Non si è esaurito in aula, durante il consiglio comunale di ieri, il dibattito sul mercato del Villaretto. O meglio su quello che vi è dietro, cioè lo strapotere di Cristina Seymandi.

Le bancarelle adibiti nella borgata, senza passare attraverso il regolare iter previsto dal regolamento comunale, sono il vaso di Pandora che scoperchia l’ennesima debolezza dei Cinque Stelle e, di contro, la forza di Cristina Seymandi. Sul curriculum semplice risorsa nelle staff dell’assessore Unia, nel suo cuore ambisce a molto di più, perchè no al posto che ora è di Chiara Appendino.

E così se la Seymandi poco per volta ha tentato di costruire la sua scalata i consiglieri M5s hanno dovuto prendere atto dell’ennesimo meccanismo inceppato nella loro macchina.

Lo aveva detto senza mezzi termini il consigliere e presidente della commissione commercio Andrea Russi ieri in aula, condannando l’azione di Seymandi. Lo ribadisce anche il presidente del consiglio comunale Francesco Sicari che in un post su Facebook da ragione al collega e definisce quella di ieri «politicamente parlando una sconfitta. Il “mio” moVimento era quello del fiato sul collo, quello che doveva studiare, quello che doveva entrare nel merito dei provvedimenti, quello che le idee giuste non sono nè di destra nè di sinistra, quello che doveva mettere al centro le idee e non le persone, quello che doveva dare una spolverata a istituzione impolverate con politici divenuti ormai parte della tappezzeria. Questo è diventato il movimento degli intoccabili, è diventato il movimento in cui le voci fuori dal coro non sono gradite e non sia mai che tu possa avere una testa pensante, è diventato il moVimento in cui se osi criticare ti fomentano contro le persone e fortuna vuole che si sia proprio in periodo natalizio e allora ecco servito un magnifico regalo, uno “ShitStorm” tutto per te».

Sicari in particolare ammette di aver apprezzato del collega il coraggio con cui si è esposto: «Caro collega, da circa 3 anni ho avuto modo di apprezzare il tuo lavoro, ci siamo scontrati nel merito e abbiamo poi accettato uno la posizione dell’altro, e sappiamo benissimo che ti hanno apprezzato molto anche persone che oggi sono in assordante silenzio, alcune ti sono anche contro in questo momento. Ma come ti ho giá detto, ci sono valori che non valgono più mi sa. Tu fai parte ancora della parte sana di chi vuol fare politica, ecco perché ritengo opportuno e doveroso non stare in silenzio ed esprimerti la mia vicinanza e il mio supporto».
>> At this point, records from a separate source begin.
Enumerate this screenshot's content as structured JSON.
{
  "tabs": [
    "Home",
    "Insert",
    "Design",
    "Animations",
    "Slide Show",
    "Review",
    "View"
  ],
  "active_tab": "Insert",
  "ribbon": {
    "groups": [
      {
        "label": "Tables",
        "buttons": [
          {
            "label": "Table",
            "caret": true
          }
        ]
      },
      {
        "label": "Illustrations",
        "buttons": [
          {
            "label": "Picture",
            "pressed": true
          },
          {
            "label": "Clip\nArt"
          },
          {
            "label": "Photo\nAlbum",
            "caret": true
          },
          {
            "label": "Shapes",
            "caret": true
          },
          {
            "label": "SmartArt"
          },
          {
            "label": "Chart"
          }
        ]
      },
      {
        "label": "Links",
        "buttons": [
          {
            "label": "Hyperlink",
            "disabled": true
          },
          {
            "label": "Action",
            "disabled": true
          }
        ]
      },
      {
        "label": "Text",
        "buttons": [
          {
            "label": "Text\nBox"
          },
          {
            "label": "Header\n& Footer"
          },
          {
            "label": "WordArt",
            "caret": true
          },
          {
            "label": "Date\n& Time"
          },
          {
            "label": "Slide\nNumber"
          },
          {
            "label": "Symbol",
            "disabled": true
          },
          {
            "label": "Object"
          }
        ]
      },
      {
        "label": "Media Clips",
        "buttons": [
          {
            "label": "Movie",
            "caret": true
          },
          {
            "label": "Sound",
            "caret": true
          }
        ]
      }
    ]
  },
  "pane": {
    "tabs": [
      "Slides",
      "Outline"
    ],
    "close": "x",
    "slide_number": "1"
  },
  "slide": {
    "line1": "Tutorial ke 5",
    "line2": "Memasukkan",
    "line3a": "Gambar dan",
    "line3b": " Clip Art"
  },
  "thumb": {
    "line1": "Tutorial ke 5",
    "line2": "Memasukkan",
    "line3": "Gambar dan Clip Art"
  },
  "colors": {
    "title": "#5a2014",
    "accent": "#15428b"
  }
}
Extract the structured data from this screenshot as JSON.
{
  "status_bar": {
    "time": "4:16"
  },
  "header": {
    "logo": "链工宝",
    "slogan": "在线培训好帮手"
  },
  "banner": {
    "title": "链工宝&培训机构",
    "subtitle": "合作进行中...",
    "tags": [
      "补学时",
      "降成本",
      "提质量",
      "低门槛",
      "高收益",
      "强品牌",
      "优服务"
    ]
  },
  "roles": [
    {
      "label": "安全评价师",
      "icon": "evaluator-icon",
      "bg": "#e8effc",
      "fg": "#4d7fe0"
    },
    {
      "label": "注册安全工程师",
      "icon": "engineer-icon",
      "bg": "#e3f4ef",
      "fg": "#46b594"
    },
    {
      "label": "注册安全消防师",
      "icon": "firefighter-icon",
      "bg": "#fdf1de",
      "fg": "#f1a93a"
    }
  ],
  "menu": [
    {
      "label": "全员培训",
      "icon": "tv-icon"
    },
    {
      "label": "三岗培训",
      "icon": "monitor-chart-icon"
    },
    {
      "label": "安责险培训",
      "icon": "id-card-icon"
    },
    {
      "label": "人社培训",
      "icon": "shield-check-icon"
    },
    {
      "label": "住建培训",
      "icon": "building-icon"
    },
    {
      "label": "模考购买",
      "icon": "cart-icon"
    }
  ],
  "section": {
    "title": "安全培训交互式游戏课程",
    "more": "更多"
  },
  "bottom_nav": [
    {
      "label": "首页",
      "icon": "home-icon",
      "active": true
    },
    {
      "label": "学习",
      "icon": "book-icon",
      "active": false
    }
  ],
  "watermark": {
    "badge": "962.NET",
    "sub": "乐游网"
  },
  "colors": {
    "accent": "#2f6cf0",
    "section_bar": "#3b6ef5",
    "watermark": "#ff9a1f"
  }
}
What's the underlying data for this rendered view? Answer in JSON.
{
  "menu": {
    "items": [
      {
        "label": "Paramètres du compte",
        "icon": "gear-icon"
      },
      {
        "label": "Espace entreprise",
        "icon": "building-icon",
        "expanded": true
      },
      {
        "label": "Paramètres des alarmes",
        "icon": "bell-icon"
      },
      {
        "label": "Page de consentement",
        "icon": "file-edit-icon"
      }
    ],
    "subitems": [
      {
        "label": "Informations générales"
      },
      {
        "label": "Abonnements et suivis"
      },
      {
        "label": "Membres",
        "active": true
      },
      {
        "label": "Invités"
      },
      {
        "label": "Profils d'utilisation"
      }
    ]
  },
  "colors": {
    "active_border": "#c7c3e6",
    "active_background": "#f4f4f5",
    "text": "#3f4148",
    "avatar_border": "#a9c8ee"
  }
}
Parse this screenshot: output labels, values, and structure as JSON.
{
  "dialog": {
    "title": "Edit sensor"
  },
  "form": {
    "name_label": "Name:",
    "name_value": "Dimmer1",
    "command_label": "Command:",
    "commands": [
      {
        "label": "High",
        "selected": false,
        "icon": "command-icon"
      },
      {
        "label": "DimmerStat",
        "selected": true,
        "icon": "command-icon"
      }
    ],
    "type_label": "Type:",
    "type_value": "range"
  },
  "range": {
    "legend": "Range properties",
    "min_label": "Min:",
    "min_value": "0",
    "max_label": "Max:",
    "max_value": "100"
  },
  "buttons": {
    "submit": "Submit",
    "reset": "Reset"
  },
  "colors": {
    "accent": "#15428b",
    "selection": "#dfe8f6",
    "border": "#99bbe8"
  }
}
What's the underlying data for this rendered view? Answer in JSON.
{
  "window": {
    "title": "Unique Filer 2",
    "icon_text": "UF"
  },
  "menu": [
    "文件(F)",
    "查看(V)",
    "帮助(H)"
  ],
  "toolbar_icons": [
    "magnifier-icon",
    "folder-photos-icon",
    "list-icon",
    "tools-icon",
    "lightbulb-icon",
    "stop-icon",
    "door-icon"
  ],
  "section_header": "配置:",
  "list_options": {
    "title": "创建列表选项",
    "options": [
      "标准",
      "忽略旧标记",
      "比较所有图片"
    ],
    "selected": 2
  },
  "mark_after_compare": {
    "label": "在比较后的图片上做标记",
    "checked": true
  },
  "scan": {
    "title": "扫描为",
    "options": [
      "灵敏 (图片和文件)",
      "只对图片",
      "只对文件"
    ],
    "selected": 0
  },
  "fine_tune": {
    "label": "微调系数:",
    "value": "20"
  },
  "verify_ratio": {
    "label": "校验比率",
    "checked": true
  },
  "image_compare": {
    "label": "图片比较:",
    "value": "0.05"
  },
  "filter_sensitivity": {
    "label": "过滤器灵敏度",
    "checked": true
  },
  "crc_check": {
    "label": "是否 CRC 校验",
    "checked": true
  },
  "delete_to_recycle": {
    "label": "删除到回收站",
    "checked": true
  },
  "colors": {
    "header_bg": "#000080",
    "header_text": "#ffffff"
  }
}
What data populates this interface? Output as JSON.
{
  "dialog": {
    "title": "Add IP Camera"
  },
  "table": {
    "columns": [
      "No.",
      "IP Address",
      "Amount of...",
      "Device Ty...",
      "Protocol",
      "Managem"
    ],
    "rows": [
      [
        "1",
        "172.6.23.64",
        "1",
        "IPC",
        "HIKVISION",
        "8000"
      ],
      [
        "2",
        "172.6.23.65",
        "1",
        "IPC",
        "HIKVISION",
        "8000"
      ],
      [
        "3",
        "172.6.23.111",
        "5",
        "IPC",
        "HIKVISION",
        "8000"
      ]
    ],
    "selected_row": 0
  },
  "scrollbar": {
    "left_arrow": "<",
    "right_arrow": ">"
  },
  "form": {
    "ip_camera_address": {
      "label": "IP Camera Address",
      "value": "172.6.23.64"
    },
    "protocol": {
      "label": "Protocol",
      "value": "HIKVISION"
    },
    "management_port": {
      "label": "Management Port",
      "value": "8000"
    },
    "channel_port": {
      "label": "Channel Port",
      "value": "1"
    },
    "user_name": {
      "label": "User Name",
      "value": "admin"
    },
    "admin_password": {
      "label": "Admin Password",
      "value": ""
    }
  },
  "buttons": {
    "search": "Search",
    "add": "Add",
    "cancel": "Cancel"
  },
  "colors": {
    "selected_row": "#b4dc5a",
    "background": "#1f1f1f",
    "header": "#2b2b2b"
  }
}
Una posizione condivisa anche da Daniela Albano che lamenta proprio come il gruppo consiliare sia dovuto arrivare fino a un’interpellanza generale in Sala Rossa prima di essere ascoltato nei suoi dubbi: «Le parole usate ieri da collega Andrea Russi per esprimere perplessità sulle modalità operative del tavolo di progettazione civica sono anche le mie parole. Purtroppo segnalavamo da tempo queste criticità come gruppo consiliare agli assessori competenti ma non siamo stai ascoltati. Siamo così stati costretti ad assumerci pubblicamente le nostre responabilità. Credo che, nonostante le buone intenzioni con cui il progetto sia stato costruito si sia arrivati ad oltrepassare troppo spesso i limiti all’interno dei quali avrebbe dovuto operare».